Earlier this week, in my role as the Senate GOP leader on the Investigations Committee, and after Democrat committee leaders continued to fail to issue subpoenas to top Cuomo administration officials, I delivered a letter to Commissioner Zucker requesting that he return again on August 10 to complete his testimony.
“It was unfortunate,” I wrote, “that your testimony (on August 3) was inexplicably cut short before all committee members had an opportunity to ask questions of you and that numerous inquiries were met with incomplete responses or a lack of data. This left many legislators – and the New Yorkers they represent – with many questions unanswered.”
I outlined a series of these unanswered questions and lines of inquiry [you can read my letter and the statements referenced above in the document attached above].

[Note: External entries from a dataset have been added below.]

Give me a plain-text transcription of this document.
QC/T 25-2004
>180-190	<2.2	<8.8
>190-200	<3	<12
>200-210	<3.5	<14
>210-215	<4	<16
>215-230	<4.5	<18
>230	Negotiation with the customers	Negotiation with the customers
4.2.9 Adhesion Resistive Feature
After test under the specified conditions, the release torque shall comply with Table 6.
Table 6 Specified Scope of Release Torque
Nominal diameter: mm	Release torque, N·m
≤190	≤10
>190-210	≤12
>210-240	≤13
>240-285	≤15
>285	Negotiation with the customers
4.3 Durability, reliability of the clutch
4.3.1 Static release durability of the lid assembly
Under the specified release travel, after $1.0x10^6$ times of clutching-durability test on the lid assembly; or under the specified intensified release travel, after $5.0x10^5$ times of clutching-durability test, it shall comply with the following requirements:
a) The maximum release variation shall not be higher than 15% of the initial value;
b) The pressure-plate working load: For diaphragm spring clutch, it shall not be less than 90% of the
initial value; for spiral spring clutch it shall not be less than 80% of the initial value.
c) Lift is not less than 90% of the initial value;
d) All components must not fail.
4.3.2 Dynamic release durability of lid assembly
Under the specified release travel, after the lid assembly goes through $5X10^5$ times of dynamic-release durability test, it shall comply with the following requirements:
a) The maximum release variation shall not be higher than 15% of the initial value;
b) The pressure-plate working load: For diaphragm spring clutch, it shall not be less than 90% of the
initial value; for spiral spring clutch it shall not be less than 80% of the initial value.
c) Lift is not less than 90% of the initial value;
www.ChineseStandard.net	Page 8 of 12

The Cuomo administration cannot and should not attempt to stonewall its way out of answers to these admittedly tough questions.
The remarkable lack of knowledge and transparency on the human toll in nursing homes, assisted living and long-term care facilities by the Department of Health and the Cuomo administration is indefensible.
I hope that Commissioner Zucker testifies for the length of time needed, and with proper preparation and data, to provide the Senate, Assembly, and most importantly grieving families, what is needed to understand how this tragedy unfolded among our most vulnerable population – so that we can have the knowledge and understanding we need to try to ensure that it never happens again.
[UPDATE, August 10: DOH Commissioner Zucker chose not to appear at today's legislative hearing.]